I wasn’t prepared for the sight that greeted me when I went to do the article on the Studebaker. Most cars we do are low to the ground, bright and cheerful. This beast just looked mean. I love it. Towering above me it looked like you would need a ladder to get in, but on close inspection you realise this is actually a very user-friendly car. It’s not just a fun car, but a family mover and hauler truck as well. Very handy and a rare occurrence in the hotrod community.

John Cochran, the owner of this beast, was looking for a different kind of classic pick up that he could use for cruising while also being able to load and carry things. In short he wanted the impossible. While he was in Cape Town he met with Johan van Eck of Exclusive Coachworks to look at a Studebaker street rod being built but when he saw the ground clearance he knew that it wouldn’t work for him, as he wanted a truck with off road ability. Johan said he had completed building another 1949 Studebaker as his shop truck and would consider selling it. This being a hotrod shop, sentiment had no place in it, so Johan couldn’t really refuse. Because John lives in Johannesburg and Johan in Cape Town, the deal took longer to close than normal, but in the end John had the car of his dreams.


       Johan sourced this 1949 Studebaker 2R Pick Up in Table View in a back yard in 2008 and planned on taking his time with it. It was almost scrap and most parts like the  load box, floor & tailgate were handmade by Exclusive Coachworks. The rest was stripped completely and all metalwork done to perfection before being sprayed with a dark charcoal paint, enhancing the menace this car exudes.

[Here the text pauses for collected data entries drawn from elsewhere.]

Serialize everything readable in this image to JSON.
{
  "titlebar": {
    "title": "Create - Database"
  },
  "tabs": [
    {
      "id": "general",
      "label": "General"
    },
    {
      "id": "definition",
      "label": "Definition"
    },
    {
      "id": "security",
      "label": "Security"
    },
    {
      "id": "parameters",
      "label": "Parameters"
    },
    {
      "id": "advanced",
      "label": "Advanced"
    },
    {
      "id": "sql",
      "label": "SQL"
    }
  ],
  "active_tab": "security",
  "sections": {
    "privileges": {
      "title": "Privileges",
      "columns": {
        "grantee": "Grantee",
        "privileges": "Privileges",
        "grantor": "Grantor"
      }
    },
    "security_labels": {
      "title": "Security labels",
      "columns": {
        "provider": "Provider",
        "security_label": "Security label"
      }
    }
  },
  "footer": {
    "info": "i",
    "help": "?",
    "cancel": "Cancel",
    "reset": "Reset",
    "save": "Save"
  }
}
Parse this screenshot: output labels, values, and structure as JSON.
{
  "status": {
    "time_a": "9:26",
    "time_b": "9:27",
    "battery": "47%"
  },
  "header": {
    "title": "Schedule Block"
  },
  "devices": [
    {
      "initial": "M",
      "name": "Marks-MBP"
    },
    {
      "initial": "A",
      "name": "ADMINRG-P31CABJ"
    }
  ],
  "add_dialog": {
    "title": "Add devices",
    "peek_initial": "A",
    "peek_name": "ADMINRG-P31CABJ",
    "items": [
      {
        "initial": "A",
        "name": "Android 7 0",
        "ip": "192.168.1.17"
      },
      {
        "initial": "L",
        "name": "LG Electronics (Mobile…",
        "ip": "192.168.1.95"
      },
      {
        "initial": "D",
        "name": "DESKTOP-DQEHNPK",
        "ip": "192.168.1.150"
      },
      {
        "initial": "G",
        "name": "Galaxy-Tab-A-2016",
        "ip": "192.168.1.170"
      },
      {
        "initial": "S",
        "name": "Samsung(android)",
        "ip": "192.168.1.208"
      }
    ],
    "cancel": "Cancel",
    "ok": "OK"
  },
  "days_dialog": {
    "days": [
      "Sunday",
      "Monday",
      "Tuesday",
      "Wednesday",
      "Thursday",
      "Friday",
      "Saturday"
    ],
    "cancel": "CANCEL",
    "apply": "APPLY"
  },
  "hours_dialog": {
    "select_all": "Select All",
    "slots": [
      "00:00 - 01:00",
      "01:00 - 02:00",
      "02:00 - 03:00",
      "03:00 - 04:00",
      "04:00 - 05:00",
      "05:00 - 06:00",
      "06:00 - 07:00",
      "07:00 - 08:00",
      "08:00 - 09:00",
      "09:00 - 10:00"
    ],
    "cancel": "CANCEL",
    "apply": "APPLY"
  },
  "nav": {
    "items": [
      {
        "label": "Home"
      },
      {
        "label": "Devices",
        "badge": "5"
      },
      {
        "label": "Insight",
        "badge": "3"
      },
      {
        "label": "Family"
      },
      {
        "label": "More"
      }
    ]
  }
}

 The exterior is only one part of the equation, the main part is the imposing height and bulk of this beast. A Chevy Blazer Silverado chassis was sourced and the Studebaker body was built onto that chassis, utilizing the full 4x4 suspension, transfer case and gearing. The most difficult part of the conversion was the front suspension and details of that is still top secret, so if you want one of these, better call the builder himself. The powerplant is also something special with more power than the original designers of the Studebaker could ever imagine. A small block Chevrolet 308cu in v8 was fitted into the engine bay. The lump of Detroit Iron was then topped with a set of Edelbrock heads and beautifully finned valve covers, before a Holley 4-barrel carburettor was fitted to feed the beast. The exhaust is a work of art in stainless steel, facilitating a smooth exit for the spent gasses while keeping everything inside the frame rails untill it gets expelled through some glorious-sounding side pipes. Form meets function in the most perfect sense. One of the changes made to the original car was the engine block. Stepping away from the normal blue or orange of the factory blocks,this one was painted in a deep candy apple red. It’s a very striking change and one that jumps out at you as soon as you open the dark grey bonnet. 

     The power is transferred to the rear wheels through a T350 gearbox supplying the rear 18” Bridgestone Duelers with all the power these massive tyres can handle. The 4x4 rims were imported from the states. A lot of custom touches adorn this car, from the Chevy Silverado wing mirrors to the custom door handles imported from a supplier in America; every part of this car reflects its owner’s taste. The smaller touches that jump out at you are things like the gas filler cap mounted in the load bed and the alien-like tail lights. This truck is a gem and the cabin reflects that as well. The first thing you see when you get behind the Silverado steering is the full complement of Dakota digital dials. The sound system is completely hidden and results in a very clean looking cabin. The seats have been swapped for some electric Mercedes E class seats and the whole cabin covered with black leather. It’s classy-looking while being tougher than you might expect.

     This may not be your run-of-the-mill hot rod but I love it, and I can guarantee this Studebaker will go where few rods will ever be able to follow. Keeping classic cars alive while doing what you want to. That is what rodding is all about.